After noticing that the
is not operator have inadvertently been used thousands of times over the decades throughout our code base at work in lieu of
!= comparisons to string literals and numbers… Could we address this wart in the language itself or within the CPython VM?
I call it a wart because code reads and writes wonderfully
if value is 'thing': just sounds logical. That it does not do what a reader blissfully unaware of identity vs equality may expect is unfortunate because it is so easy to read and write as English without realizing there was something to think about.
Object identity is an important concept. But it is not normally something someone needs to use. The common valid use cases in Python are
is None and
is not None where it can be important to avoid triggering an objects
__ne__ methods which can (and often do) do the “wrong” thing. The other common but infrequent use case for an identity check is comparing against custom singletons, usually a module’s named instance of
object() or a dummy type or similar.
I don’t want a language breaking change! We can’t remove the
is operator or have it blindly start behaving like
An interesting approach pointed out by a colleague is that PyPy gave up on
is being only for identity in all situations as so much existing code failed due to using it to compare to immutable basic types by virtue of CPython’s implementation detail of having singletons for widely used values so said code “worked” despite itself. Their choice effectively normalized the CPython implementation detail practice of
is working for a known subset of comparisons. (TODO: dig into their code and see what logic they chose for this situation)

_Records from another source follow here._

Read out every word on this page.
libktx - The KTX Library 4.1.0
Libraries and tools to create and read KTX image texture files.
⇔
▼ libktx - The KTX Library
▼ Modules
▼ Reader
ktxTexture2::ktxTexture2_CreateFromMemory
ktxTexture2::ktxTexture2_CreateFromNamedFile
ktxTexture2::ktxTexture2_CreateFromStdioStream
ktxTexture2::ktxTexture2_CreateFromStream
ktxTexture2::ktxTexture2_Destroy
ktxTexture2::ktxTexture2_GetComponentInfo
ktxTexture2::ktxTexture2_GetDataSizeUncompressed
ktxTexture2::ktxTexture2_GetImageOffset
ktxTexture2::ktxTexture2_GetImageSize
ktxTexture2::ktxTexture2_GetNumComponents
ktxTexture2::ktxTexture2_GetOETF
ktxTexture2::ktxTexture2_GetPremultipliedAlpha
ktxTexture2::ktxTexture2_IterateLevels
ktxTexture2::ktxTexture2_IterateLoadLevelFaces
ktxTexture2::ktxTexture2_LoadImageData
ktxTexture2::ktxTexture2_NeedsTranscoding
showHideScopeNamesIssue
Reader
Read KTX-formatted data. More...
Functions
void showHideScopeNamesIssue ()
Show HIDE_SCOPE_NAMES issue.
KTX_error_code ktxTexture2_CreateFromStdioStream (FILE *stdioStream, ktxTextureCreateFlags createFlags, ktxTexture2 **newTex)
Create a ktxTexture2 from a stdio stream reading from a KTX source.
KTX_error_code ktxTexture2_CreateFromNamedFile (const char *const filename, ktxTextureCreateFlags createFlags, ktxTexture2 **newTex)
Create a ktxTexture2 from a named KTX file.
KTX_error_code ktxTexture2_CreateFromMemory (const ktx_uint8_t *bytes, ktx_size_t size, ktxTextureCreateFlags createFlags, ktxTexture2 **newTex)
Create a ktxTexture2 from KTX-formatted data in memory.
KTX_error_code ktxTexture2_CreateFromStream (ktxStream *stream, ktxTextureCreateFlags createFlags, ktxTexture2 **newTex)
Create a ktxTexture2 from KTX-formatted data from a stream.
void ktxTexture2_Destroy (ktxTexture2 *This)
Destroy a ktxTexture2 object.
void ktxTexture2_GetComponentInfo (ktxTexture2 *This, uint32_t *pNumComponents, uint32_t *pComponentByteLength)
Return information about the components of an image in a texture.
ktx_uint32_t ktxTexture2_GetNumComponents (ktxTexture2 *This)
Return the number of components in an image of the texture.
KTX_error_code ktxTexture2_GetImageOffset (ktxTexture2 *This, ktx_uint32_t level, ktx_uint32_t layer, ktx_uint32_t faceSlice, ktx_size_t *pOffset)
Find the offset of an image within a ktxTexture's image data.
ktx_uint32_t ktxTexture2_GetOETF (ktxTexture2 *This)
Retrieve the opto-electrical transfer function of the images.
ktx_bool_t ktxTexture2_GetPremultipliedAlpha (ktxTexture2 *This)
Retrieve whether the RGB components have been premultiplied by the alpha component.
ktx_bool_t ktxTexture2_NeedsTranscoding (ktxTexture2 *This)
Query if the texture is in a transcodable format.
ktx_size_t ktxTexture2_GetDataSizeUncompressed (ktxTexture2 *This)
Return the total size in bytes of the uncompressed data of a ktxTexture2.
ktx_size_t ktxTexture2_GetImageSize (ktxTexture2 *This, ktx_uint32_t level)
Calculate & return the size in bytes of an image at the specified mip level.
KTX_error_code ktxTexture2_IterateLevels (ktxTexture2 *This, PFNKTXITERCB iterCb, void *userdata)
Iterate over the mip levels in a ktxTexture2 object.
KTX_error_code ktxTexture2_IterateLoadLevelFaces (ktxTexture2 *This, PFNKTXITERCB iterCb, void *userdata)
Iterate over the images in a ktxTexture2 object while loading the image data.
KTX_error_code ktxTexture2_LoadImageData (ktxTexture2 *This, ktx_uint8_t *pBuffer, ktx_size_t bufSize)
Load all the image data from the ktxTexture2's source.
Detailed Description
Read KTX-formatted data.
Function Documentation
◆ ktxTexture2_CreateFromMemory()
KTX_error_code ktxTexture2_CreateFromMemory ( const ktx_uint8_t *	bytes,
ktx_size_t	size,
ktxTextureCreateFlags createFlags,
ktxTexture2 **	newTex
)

So has the ship sailed? I’m not convinced. We could alter
is to behave differently when both sides are known basic immutable types, triggering an actual equality check. This could break some code but that should be rare - within reason for a normal feature release. What I think would be bad is ever triggering dunder method calls. I believe we’d only want to do this for our own known built-in basic immutable types, not offer it to user defined types or C extensions. The goal would be to work around the “identity crisis” whenever a VM happens to decide to use singletons some or all of the time for some set of values as we do for bytes, str, and int.
id(LHS) == id(RHS) is effectively a slow replacement for
is - It could be used when someone rare actually wants to know if
"foo" was returned from a C API string building function and thus is a different object or of it is the same instance of literal
"foo" because it was generated by Python code within their module (today’s CPython VM implementation detail).